Magnolia Projects, New Orleans LA
In 2007, the New Orleans City Council voted 7-0 to demolish several of its infamous public housing plots, including the C.J. Peete, B.W. Cooper, Lafitte and St. Bernard developments, all of which were severely damaged after Hurricane Katrina.
Of those closed, the C.J. Peete housing development, more commonly known for its original name, the Magnolia Projects, were located in a part of Uptown New Orleans known as Central City. Rife with all the urban blight consistent with many poor areas and public housing developments, Magnolia’s murder rate consistently ranks the highest of all the city’s public housing developments, a startling fact considering that New Orleans itself frequently has one of the highest murder rates in the nation.
Techwood Homes, Atlanta GA
For decades, social commentators have called Atlanta’s impoverished public housing projects incubators for crime. Around the time the city began its revitalization efforts by demolishing its many subsidized residences, it was reported that one in five reported violent crimes in Atlanta took place in public housing projects.
Created to eliminate slum-like conditions and house many of the city’s poor residents, Atlanta’s Techwood Homes were the first and oldest housing project built in the U.S., opening in 1936. By the 90s, the violent crime rate at the Techwood Homes stood at 37 times the national average.

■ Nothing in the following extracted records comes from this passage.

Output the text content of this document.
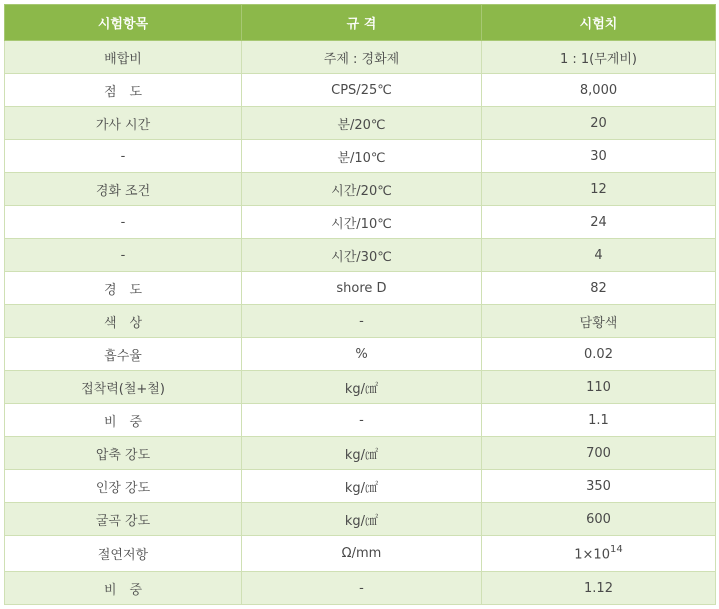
시험항목	규 격	시험치
배합비	주제 : 경화제	1 : 1(무게비)
점　도	CPS/25℃	8,000
가사 시간	분/20℃	20
-	분/10℃	30
경화 조건	시간/20℃	12
-	시간/10℃	24
-	시간/30℃	4
경　도	shore D	82
색　상	-	담황색
흡수율	%	0.02
접착력(철+철)	kg/㎠	110
비　중	-	1.1
압축 강도	kg/㎠	700
인장 강도	kg/㎠	350
굴곡 강도	kg/㎠	600
절연저항	Ω/mm	$1\times 10^{14}$
비　중	-	1.12
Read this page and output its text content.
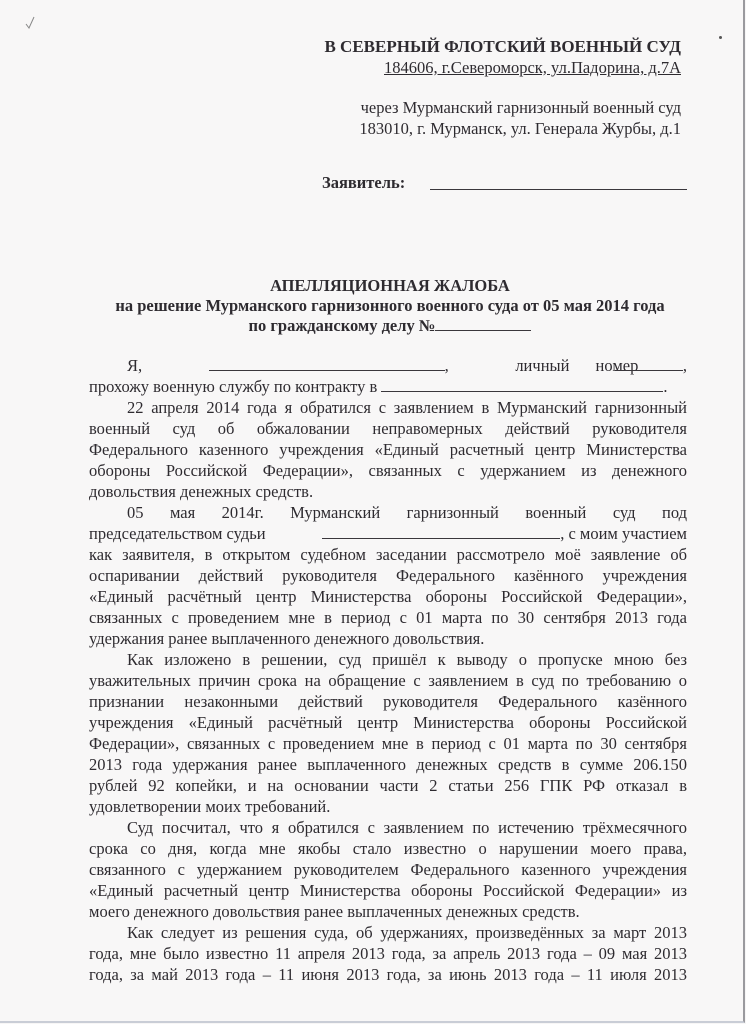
В СЕВЕРНЫЙ ФЛОТСКИЙ ВОЕННЫЙ СУД
184606, г.Североморск, ул.Падорина, д.7А
через Мурманский гарнизонный военный суд
183010, г. Мурманск, ул. Генерала Журбы, д.1
Заявитель:
АПЕЛЛЯЦИОННАЯ ЖАЛОБА
на решение Мурманского гарнизонного военного суда от 05 мая 2014 года
по гражданскому делу №
Я,	,	личный номер	,
прохожу военную службу по контракту в	.
22 апреля 2014 года я обратился с заявлением в Мурманский гарнизонный
военный суд об обжаловании неправомерных действий руководителя
Федерального казенного учреждения «Единый расчетный центр Министерства
обороны Российской Федерации», связанных с удержанием из денежного
довольствия денежных средств.
05 мая 2014г. Мурманский гарнизонный военный суд под
председательством судьи	, с моим участием
как заявителя, в открытом судебном заседании рассмотрело моё заявление об
оспаривании действий руководителя Федерального казённого учреждения
«Единый расчётный центр Министерства обороны Российской Федерации»,
связанных с проведением мне в период с 01 марта по 30 сентября 2013 года
удержания ранее выплаченного денежного довольствия.
Как изложено в решении, суд пришёл к выводу о пропуске мною без
уважительных причин срока на обращение с заявлением в суд по требованию о
признании незаконными действий руководителя Федерального казённого
учреждения «Единый расчётный центр Министерства обороны Российской
Федерации», связанных с проведением мне в период с 01 марта по 30 сентября
2013 года удержания ранее выплаченного денежных средств в сумме 206.150
рублей 92 копейки, и на основании части 2 статьи 256 ГПК РФ отказал в
удовлетворении моих требований.
Суд посчитал, что я обратился с заявлением по истечению трёхмесячного
срока со дня, когда мне якобы стало известно о нарушении моего права,
связанного с удержанием руководителем Федерального казенного учреждения
«Единый расчетный центр Министерства обороны Российской Федерации» из
моего денежного довольствия ранее выплаченных денежных средств.
Как следует из решения суда, об удержаниях, произведённых за март 2013
года, мне было известно 11 апреля 2013 года, за апрель 2013 года – 09 мая 2013
года, за май 2013 года – 11 июня 2013 года, за июнь 2013 года – 11 июля 2013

As a result of Hope VI efforts, the homes were demolished prior to the 1996 Olympic games.
Prospect Plaza, Brooklyn NY
New York City has been one of the slowest municipalities to demolish its public housing projects. Citywide there are 337 developments with more than 178,000 apartments. And yet, the New York City Housing Authority has demolished only one high-rise structure in its 75 year history when in 2005 it tore down one of the four towers that made up Prospect Plaza, a 12- to 15-story development in Brownsville, Brooklyn to make way for a new community center, shops and additional housing. In 2010, the city announced its plan to demolish the remaining three structures that comprised Prospect Plaza.